On every subsequent boot of `startServerPg.sh`, per-tenant `onLoad` re-runs
automatically via `init_multi_tenant -> loadAllPlugins`; this is idempotent
(tables already exist, signing key already sealed, etc.), so no per-tenant
reinstall is needed on a normal restart -- only after editing the plugin source.
## Multi-tenant host routing
The PG instance is multi-tenant. The OIDC issuer is derived per request by
`issuerForReq()` (`lib/oidc/discovery.js`): it prefers the tenant's configured
`base_url` and falls back to `req.protocol + "://" + req.get("host")` when
`base_url` is unset. The SAML entity ID is that issuer plus `/saml`
(`lib/saml/idp.js`). See [architecture](./architecture.md) and [OIDC](./oidc.md).
In the dev/test setup the host conventions are:
- **Subdomain selects the tenant.** Saltcorn's multi-tenant mode uses a
subdomain offset of 1 (`packages/server/app.js`), so the leading label of a
host like `t1.localhost.localdomain:3002` selects the tenant schema `t1`.
- **Issuer comes from `base_url` (or the request host).** There is no automatic
host transform: the issuer is exactly `base_url + "/idp"` when `base_url` is
set, otherwise `<scheme>://<request-host>/idp`. Whatever value results must
match exactly what a relying party used to fetch
`/.well-known/openid-configuration`, so set `base_url` per tenant.

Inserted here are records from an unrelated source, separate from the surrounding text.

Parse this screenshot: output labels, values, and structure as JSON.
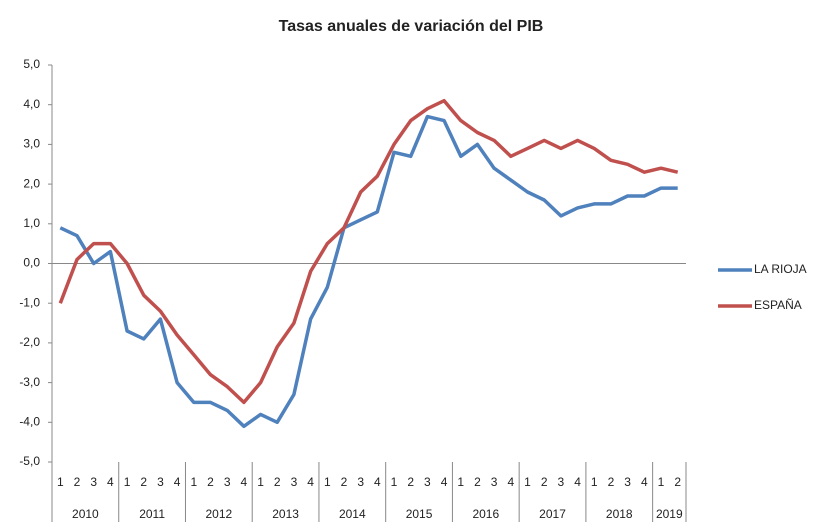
{
  "chart_data": {
    "type": "line",
    "title": "Tasas anuales de variación del PIB",
    "categories": [
      "1",
      "2",
      "3",
      "4",
      "1",
      "2",
      "3",
      "4",
      "1",
      "2",
      "3",
      "4",
      "1",
      "2",
      "3",
      "4",
      "1",
      "2",
      "3",
      "4",
      "1",
      "2",
      "3",
      "4",
      "1",
      "2",
      "3",
      "4",
      "1",
      "2",
      "3",
      "4",
      "1",
      "2",
      "3",
      "4",
      "1",
      "2"
    ],
    "years": [
      "2010",
      "2011",
      "2012",
      "2013",
      "2014",
      "2015",
      "2016",
      "2017",
      "2018",
      "2019"
    ],
    "series": [
      {
        "name": "LA RIOJA",
        "color": "#4f81bd",
        "values": [
          0.9,
          0.7,
          0.0,
          0.3,
          -1.7,
          -1.9,
          -1.4,
          -3.0,
          -3.5,
          -3.5,
          -3.7,
          -4.1,
          -3.8,
          -4.0,
          -3.3,
          -1.4,
          -0.6,
          0.9,
          1.1,
          1.3,
          2.8,
          2.7,
          3.7,
          3.6,
          2.7,
          3.0,
          2.4,
          2.1,
          1.8,
          1.6,
          1.2,
          1.4,
          1.5,
          1.5,
          1.7,
          1.7,
          1.9,
          1.9
        ]
      },
      {
        "name": "ESPAÑA",
        "color": "#c0504d",
        "values": [
          -1.0,
          0.1,
          0.5,
          0.5,
          0.0,
          -0.8,
          -1.2,
          -1.8,
          -2.3,
          -2.8,
          -3.1,
          -3.5,
          -3.0,
          -2.1,
          -1.5,
          -0.2,
          0.5,
          0.9,
          1.8,
          2.2,
          3.0,
          3.6,
          3.9,
          4.1,
          3.6,
          3.3,
          3.1,
          2.7,
          2.9,
          3.1,
          2.9,
          3.1,
          2.9,
          2.6,
          2.5,
          2.3,
          2.4,
          2.3
        ]
      }
    ],
    "ylim": [
      -5,
      5
    ],
    "yticks": [
      {
        "value": -5,
        "label": "-5,0"
      },
      {
        "value": -4,
        "label": "-4,0"
      },
      {
        "value": -3,
        "label": "-3,0"
      },
      {
        "value": -2,
        "label": "-2,0"
      },
      {
        "value": -1,
        "label": "-1,0"
      },
      {
        "value": 0,
        "label": "0,0"
      },
      {
        "value": 1,
        "label": "1,0"
      },
      {
        "value": 2,
        "label": "2,0"
      },
      {
        "value": 3,
        "label": "3,0"
      },
      {
        "value": 4,
        "label": "4,0"
      },
      {
        "value": 5,
        "label": "5,0"
      }
    ],
    "legend": "right"
  }
}
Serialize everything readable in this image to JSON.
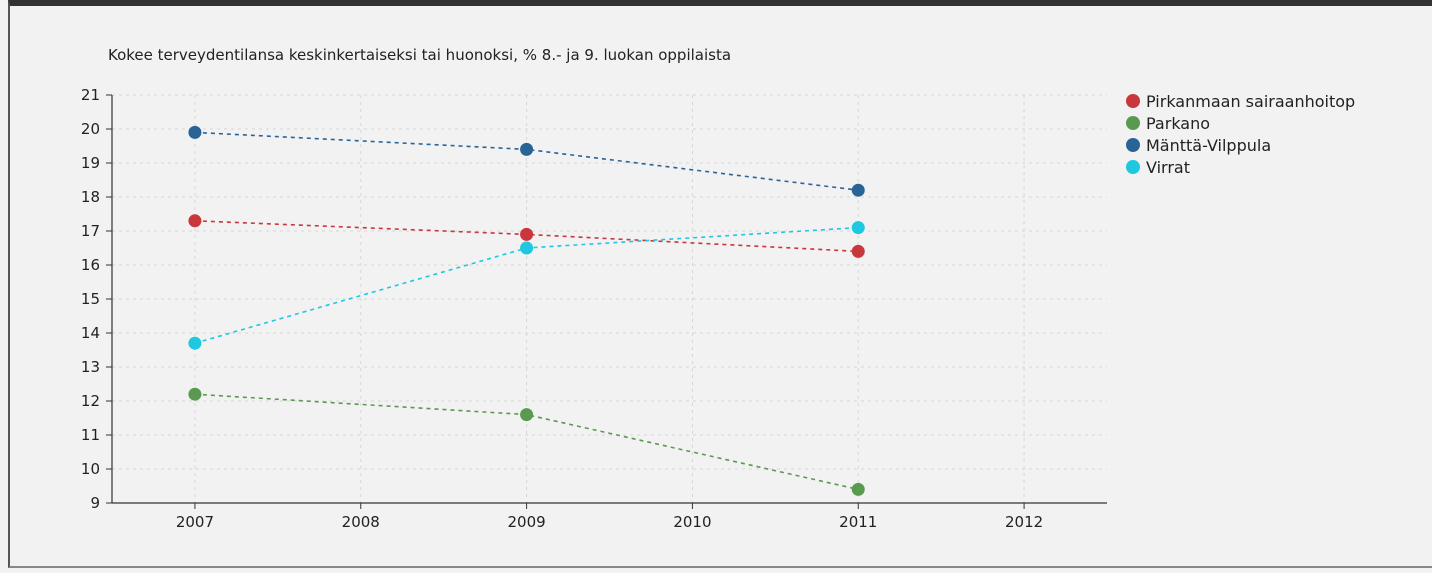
{
  "chart_data": {
    "type": "line",
    "title": "Kokee terveydentilansa keskinkertaiseksi tai huonoksi, % 8.- ja 9. luokan oppilaista",
    "x_ticks": [
      "2007",
      "2008",
      "2009",
      "2010",
      "2011",
      "2012"
    ],
    "xlim": [
      2006.5,
      2012.5
    ],
    "ylim": [
      9,
      21
    ],
    "y_ticks": [
      9,
      10,
      11,
      12,
      13,
      14,
      15,
      16,
      17,
      18,
      19,
      20,
      21
    ],
    "grid": true,
    "legend_position": "right",
    "series": [
      {
        "name": "Pirkanmaan sairaanhoitop",
        "color": "#c9363c",
        "points": [
          [
            2007,
            17.3
          ],
          [
            2009,
            16.9
          ],
          [
            2011,
            16.4
          ]
        ]
      },
      {
        "name": "Parkano",
        "color": "#5a9a50",
        "points": [
          [
            2007,
            12.2
          ],
          [
            2009,
            11.6
          ],
          [
            2011,
            9.4
          ]
        ]
      },
      {
        "name": "Mänttä-Vilppula",
        "color": "#2a6496",
        "points": [
          [
            2007,
            19.9
          ],
          [
            2009,
            19.4
          ],
          [
            2011,
            18.2
          ]
        ]
      },
      {
        "name": "Virrat",
        "color": "#1dc8e0",
        "points": [
          [
            2007,
            13.7
          ],
          [
            2009,
            16.5
          ],
          [
            2011,
            17.1
          ]
        ]
      }
    ]
  }
}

For LDAP, the tenant is encoded in the bind/search DN as an extra
`dc=<tenant>` component immediately before the base DN, e.g.
`uid=admin@t1.local,ou=people,dc=t1,dc=saltcorn,dc=local`. Single-tenant
(SQLite) uses the base DN with no tenant component. See [LDAP](./ldap.md).
## Known issues
### Intermittent PG LDAP bind flake on :1637
On the Postgres multi-tenant instance, the cluster primary process occasionally
does **not** bind the LDAPS listener on `:1637` on a fresh boot. The listener is
simply absent; LDAP authentication is unavailable for that run.
This is distinct from the handled `EADDRINUSE`/`EACCES` retry case. The LDAP
server start path (`lib/ldap/server.js`, `listenWithRetry`) already retries
transient bind failures up to `LDAP_BIND_MAX_ATTEMPTS` (5) with a linear backoff
of `LDAP_BIND_RETRY_BASE_MS` (500ms) x attempt, binding only in the cluster
primary (`isPrimary()`), and logs a loud `LDAP ... UNAVAILABLE` warning on final
failure. The flake observed here is not that path -- it is the primary not
binding `:1637` at all on a fresh boot.
Workaround: restart the PG instance; the listener comes up on the next boot.
Root cause is **unresolved**.
MAIN's LDAPS on `:1636` (SQLite, single-tenant) is not known to exhibit this.